There has been collateral damage domestically from the corporate tax windfall, including the commitments in the Programme for Government to continued spending increases and tax giveaways culled from the Fianna Fáil and Fine Gael election manifestos.

These are the parties which abolished water charges and have declined to facilitate local authorities minded to broaden the revenue base through residential property tax.

The populist voter-friendly budgets of recent years are going into reverse.

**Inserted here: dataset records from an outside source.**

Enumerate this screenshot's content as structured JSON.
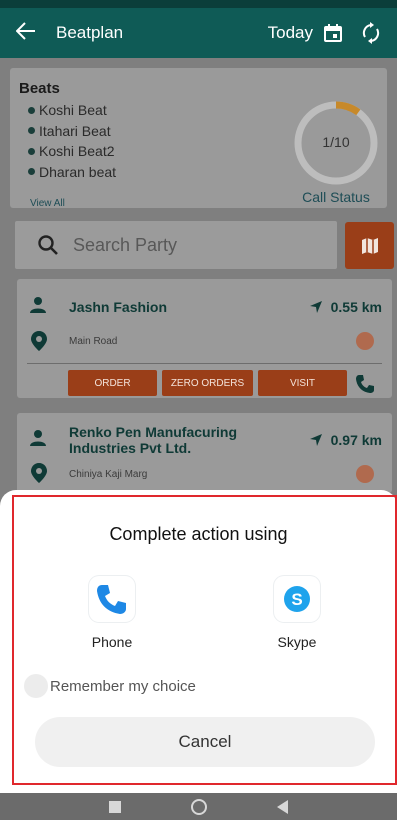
{
  "appbar": {
    "back_icon": "arrow-left-icon",
    "title": "Beatplan",
    "date_filter": "Today",
    "calendar_icon": "calendar-icon",
    "sync_icon": "sync-icon",
    "background": "#0f5b56"
  },
  "beats": {
    "heading": "Beats",
    "items": [
      "Koshi Beat",
      "Itahari Beat",
      "Koshi Beat2",
      "Dharan beat"
    ],
    "view_all": "View All",
    "call_status": {
      "label": "Call Status",
      "value_text": "1/10",
      "completed": 1,
      "total": 10,
      "progress_color": "#c7892a"
    }
  },
  "search": {
    "placeholder": "Search Party",
    "map_button_icon": "map-icon"
  },
  "parties": [
    {
      "name": "Jashn Fashion",
      "distance": "0.55 km",
      "address": "Main Road",
      "actions": [
        "ORDER",
        "ZERO ORDERS",
        "VISIT"
      ]
    },
    {
      "name": "Renko Pen Manufacuring Industries Pvt Ltd.",
      "distance": "0.97 km",
      "address": "Chiniya Kaji Marg"
    }
  ],
  "chooser": {
    "title": "Complete action using",
    "apps": [
      {
        "name": "Phone",
        "icon": "phone-app-icon",
        "color": "#1e88e5"
      },
      {
        "name": "Skype",
        "icon": "skype-app-icon",
        "color": "#1fa3ec"
      }
    ],
    "remember_label": "Remember my choice",
    "cancel_label": "Cancel"
  },
  "colors": {
    "accent": "#9a3e18",
    "teal": "#0f5b56",
    "highlight_outline": "#e0282d"
  }
}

Irish Governments have always opted for capital cuts when trouble strikes, a feature of the post-crash period when the volume of public capital spending halved and an episode which helped generate today’s infrastructure deficits.

A pre-emptive tightening of public spending should ideally consist of a serious effort to prioritise the capital programme, which would require that large, medium-term commitments be reviewed.

The biggest of these is the plan for a single, largely underground, railway line from central Dublin to Swords via Dublin airport.

Cost will be, in today’s prices, of the order of €14bn or €15bn, with possible upper estimates above €20bn.

There are other elaborate plans for a railway-building programme around the country which appear to have been quietly dropped and the expensive Metrolink could be next.

It would be nice to have a super underground train to the airport, but how nice?

There has been no independent estimate of the project’s costs or benefits and Dublin already has direct and popular bus services to the airport through the Port Tunnel.

If €15bn is earmarked for Metrolink in an era of tighter budgets, its supporters should explain which projects elsewhere, overdue road improvements for example, will face the chop to release the funds.